4 Software Process Simulation

For the simulation of software processes we consider several facets of software processes over time and their impact on software quality. The general idea for building software process simulation models is to investigate repositories with the aim to find patterns which can describe evolutionary phenomena. For this, we applied statistical learning and machine learning, e.g., for the regression of growth trends. Our approach is agent-based, with the developers as active agents working on the software artifacts as passive agents. With our model, we simulated system growth, bugs lifespan, developer collaboration [7], and software dependencies [8].

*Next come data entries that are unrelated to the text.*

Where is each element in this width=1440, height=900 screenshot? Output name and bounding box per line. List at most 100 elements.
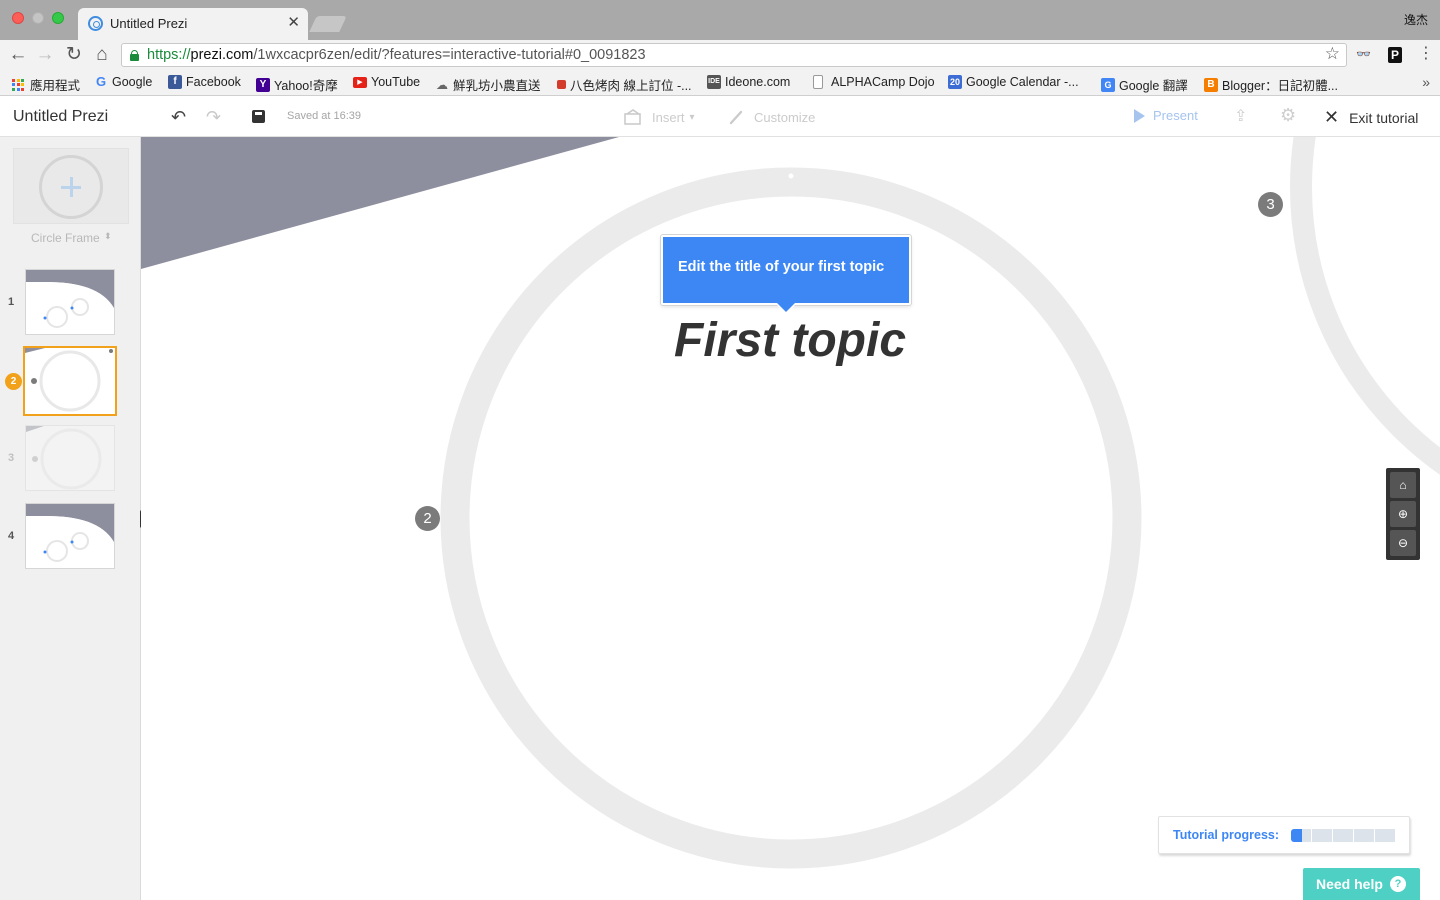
progress-segment: [1354, 829, 1374, 842]
browser-tab-bar: Untitled Prezi ✕ 逸杰: [0, 0, 1440, 40]
thumbnail-text: This is a title: [38, 284, 61, 289]
google-icon: G: [95, 74, 107, 89]
tutorial-tooltip: Edit the title of your first topic: [661, 235, 911, 305]
path-point-2-badge[interactable]: 2: [415, 506, 440, 531]
add-frame-button[interactable]: [13, 148, 129, 224]
window-minimize-button[interactable]: [32, 12, 44, 24]
path-step-thumbnail-1[interactable]: This is a title: [25, 269, 115, 335]
glasses-extension-icon[interactable]: 👓: [1356, 47, 1374, 67]
path-step-thumbnail-4[interactable]: This is a title: [25, 503, 115, 569]
progress-segment: [1375, 829, 1395, 842]
tutorial-progress-bar: [1291, 829, 1395, 842]
tab-title: Untitled Prezi: [110, 16, 188, 31]
plus-icon: [39, 155, 103, 219]
reload-icon[interactable]: ↻: [63, 43, 85, 67]
frame-type-caret-icon[interactable]: ⬍: [104, 231, 112, 242]
insert-button[interactable]: Insert ▾: [624, 109, 695, 125]
customize-button[interactable]: Customize: [729, 109, 815, 125]
tab-close-icon[interactable]: ✕: [287, 13, 300, 31]
bookmarks-bar: 應用程式 G Google f Facebook Y Yahoo!奇摩 ▶ Yo…: [0, 70, 1440, 96]
save-icon[interactable]: [252, 110, 265, 123]
bookmark-google[interactable]: G Google: [94, 74, 152, 90]
browser-toolbar: ← → ↻ ⌂ https://prezi.com/1wxcacpr6zen/e…: [0, 40, 1440, 70]
page-icon: [813, 75, 823, 89]
apps-icon: [12, 78, 24, 91]
facebook-icon: f: [168, 75, 182, 89]
blogger-icon: B: [1204, 77, 1218, 92]
back-arrow-icon[interactable]: ←: [7, 43, 29, 67]
tooltip-text: Edit the title of your first topic: [678, 259, 885, 275]
yahoo-icon: Y: [256, 77, 270, 92]
background-stripe: [141, 137, 619, 269]
zoom-controls: ⌂ ⊕ ⊖: [1386, 468, 1420, 560]
thumbnail-number: 1: [8, 296, 15, 308]
prezi-favicon-icon: [88, 16, 103, 31]
translate-icon: G: [1101, 77, 1115, 92]
present-button[interactable]: Present: [1134, 108, 1198, 123]
bookmark-calendar[interactable]: 20 Google Calendar -...: [948, 75, 1079, 89]
lock-icon: [130, 50, 139, 61]
bookmark-youtube[interactable]: ▶ YouTube: [353, 75, 420, 89]
chrome-menu-icon[interactable]: ⋮: [1418, 43, 1434, 63]
restaurant-icon: [557, 80, 566, 89]
bookmark-blogger[interactable]: B Blogger：日記初體...: [1204, 75, 1338, 94]
profile-name[interactable]: 逸杰: [1404, 11, 1428, 28]
path-step-thumbnail-2[interactable]: [23, 346, 117, 416]
home-icon[interactable]: ⌂: [91, 43, 113, 67]
bookmark-apps[interactable]: 應用程式: [12, 75, 80, 94]
progress-segment: [1312, 829, 1332, 842]
p-extension-icon[interactable]: P: [1388, 47, 1402, 63]
youtube-icon: ▶: [353, 76, 367, 88]
cloud-icon: ☁: [436, 77, 448, 92]
window-close-button[interactable]: [12, 12, 24, 24]
play-icon: [1134, 108, 1145, 123]
bookmark-translate[interactable]: G Google 翻譯: [1101, 75, 1188, 94]
progress-fill: [1291, 829, 1302, 842]
path-sidebar: Circle Frame ⬍ 1 This is a title 2 3 4 T…: [0, 137, 141, 900]
frame-type-selector[interactable]: Circle Frame: [31, 231, 100, 245]
bookmark-star-icon[interactable]: ☆: [1325, 44, 1340, 64]
close-icon: ✕: [1324, 107, 1340, 127]
forward-arrow-icon[interactable]: →: [34, 43, 56, 67]
need-help-button[interactable]: Need help ?: [1303, 868, 1420, 900]
need-help-label: Need help: [1316, 876, 1383, 892]
browser-tab-active[interactable]: Untitled Prezi ✕: [78, 8, 308, 40]
bookmark-facebook[interactable]: f Facebook: [168, 75, 241, 89]
prezi-toolbar: Untitled Prezi ↶ ↷ Saved at 16:39 Insert…: [0, 97, 1440, 137]
save-status: Saved at 16:39: [287, 110, 362, 122]
document-title[interactable]: Untitled Prezi: [13, 108, 108, 126]
url-text: https://prezi.com/1wxcacpr6zen/edit/?fea…: [147, 47, 646, 63]
bookmark-bbq[interactable]: 八色烤肉 線上訂位 -...: [555, 75, 692, 94]
bookmarks-overflow-icon[interactable]: »: [1422, 74, 1430, 90]
brush-icon: [729, 110, 743, 125]
address-bar[interactable]: https://prezi.com/1wxcacpr6zen/edit/?fea…: [121, 43, 1347, 67]
share-icon[interactable]: ⇪: [1234, 106, 1247, 126]
zoom-out-icon[interactable]: ⊖: [1390, 530, 1416, 556]
undo-icon[interactable]: ↶: [171, 107, 186, 128]
tutorial-progress: Tutorial progress:: [1158, 816, 1410, 854]
thumbnail-number: 3: [8, 452, 15, 464]
redo-icon[interactable]: ↷: [206, 107, 221, 128]
active-step-badge: 2: [5, 373, 22, 390]
new-tab-button[interactable]: [309, 16, 347, 32]
bookmark-yahoo[interactable]: Y Yahoo!奇摩: [256, 75, 338, 94]
home-view-icon[interactable]: ⌂: [1390, 472, 1416, 498]
topic-title-text[interactable]: First topic: [674, 313, 906, 368]
insert-icon: [624, 109, 641, 125]
bookmark-ideone[interactable]: IDE Ideone.com: [707, 75, 790, 89]
progress-segment: [1333, 829, 1353, 842]
help-question-icon: ?: [1390, 876, 1406, 892]
bookmark-alphacamp[interactable]: ALPHACamp Dojo: [813, 75, 935, 89]
path-point-3-badge[interactable]: 3: [1258, 192, 1283, 217]
window-zoom-button[interactable]: [52, 12, 64, 24]
ideone-icon: IDE: [707, 75, 721, 89]
prezi-canvas[interactable]: 2 3 Edit the title of your first topic F…: [141, 137, 1440, 900]
exit-tutorial-button[interactable]: ✕ Exit tutorial: [1324, 107, 1418, 128]
gear-icon[interactable]: ⚙: [1280, 105, 1296, 126]
frame-anchor-dot: [788, 173, 794, 179]
tutorial-progress-label: Tutorial progress:: [1173, 828, 1280, 842]
path-step-thumbnail-3[interactable]: [25, 425, 115, 491]
zoom-in-icon[interactable]: ⊕: [1390, 501, 1416, 527]
bookmark-milk[interactable]: ☁ 鮮乳坊小農直送: [435, 75, 541, 94]
tooltip-arrow-fill: [777, 303, 795, 312]
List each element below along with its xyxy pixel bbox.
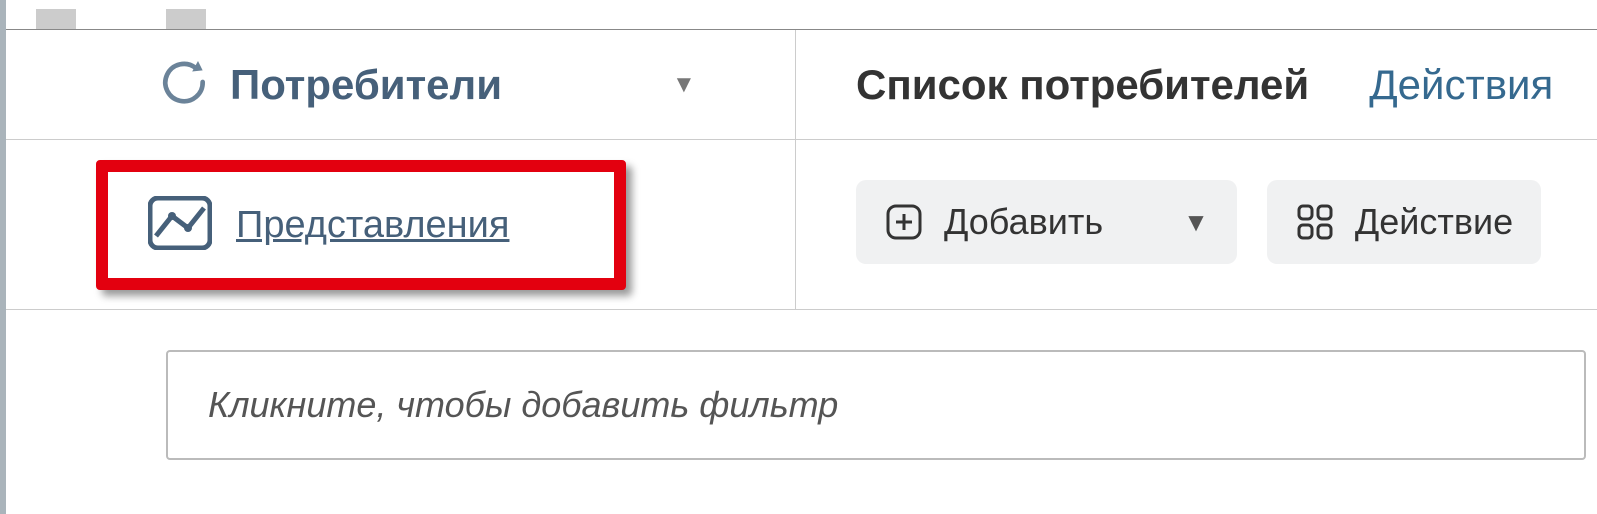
plus-icon [884,202,924,242]
views-link[interactable]: Представления [236,204,509,247]
chart-icon [148,196,212,255]
content-header: Список потребителей Действия [796,61,1597,109]
top-toolbar [6,0,1597,30]
sub-header-row: Представления Добавить ▼ Действие [6,140,1597,310]
actions-menu[interactable]: Действия [1369,61,1553,109]
action-button[interactable]: Действие [1267,180,1541,264]
views-link-highlight: Представления [96,160,626,290]
section-title: Потребители [230,61,502,109]
action-button-label: Действие [1355,201,1513,243]
filter-input[interactable] [166,350,1586,460]
chevron-down-icon: ▼ [1183,207,1209,238]
action-buttons: Добавить ▼ Действие [796,140,1597,264]
grid-icon [1295,202,1335,242]
section-selector[interactable]: Потребители ▼ [6,30,796,139]
list-title: Список потребителей [856,61,1309,109]
refresh-icon [156,54,212,115]
header-row: Потребители ▼ Список потребителей Действ… [6,30,1597,140]
views-panel: Представления [6,140,796,309]
add-button-label: Добавить [944,201,1103,243]
filter-row [6,310,1597,460]
toolbar-icon [166,9,206,30]
chevron-down-icon[interactable]: ▼ [672,71,696,99]
add-button[interactable]: Добавить ▼ [856,180,1237,264]
toolbar-icon [36,9,76,30]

5 Developer Contribution Behavior

Developers act in different roles in development projects, e.g., as core developer, maintainer, major developer or minor developer. We use of HMMs to describe involvement dynamics and the workload for the different developer types switching between different states (low, medium, and high) [6]. We take several actions of developers into account to model their workload: the monthly number of commits, bugfixes, bug comments, and mailing list posts. Figure 2 illustrates the learning process. We start with a sequence of monthly activity vectors as observations. We use the threshold learner described in Sect. 2 to classify the observations into low, medium, and high for each metric and with a majority vote for each observation. With the Baum-Welch and the Viterbi algorithm we calculate the transitions between the involvement states (e.g., low involvement to medium involvement) and the emissions for all states (i.e., the workloads). We build a HMMs for each developer of a project, as well as one general model for all developers. This way, we can describe the activity and workload of developers dynamically, which we will use to extend our simulation model to allow for changes in the project team during the simulation.

Fig. 2.
figure 2

Learning of developer’s involvement state sequence.

6 Mining and Analysis Platform

A current problem in the state of practice of mining software repositories is the replicability and comparability of studies, which is a threat to the external validity of results. To address this, we created the prototype SmartSHARK [9]. SmartSHARK mines data from repositories automatically and provides users with the ability to analyze the data with Apache Spark, a big data framework. Through the MLlib of Apache Spark, we enable users to perform machine learning tasks on the collected data. Current examples on how to use the platform are, e.g., different models for defect prediction as well as a simple approach for effort prediction. SmartSHARK is available as a scalable Cloud platform that will provide a constantly growing amount of project data and, thereby, enable large scale experiments. By sharing Apache Spark jobs, the research become replicable and comparable.

7 Conclusion

Within our research, we show the manifold possibilities to apply machine learning techniques to problems from software engineering, ranging from PAC learning to determine thresholds over the transfer learning challenge cross-project defect prediction to simulation parameter estimation and modeling developers through HMMs, culminating in a smart data platform for software mining. We invite machine learning researchers to use their expertise to advance the state of the art of software engineering.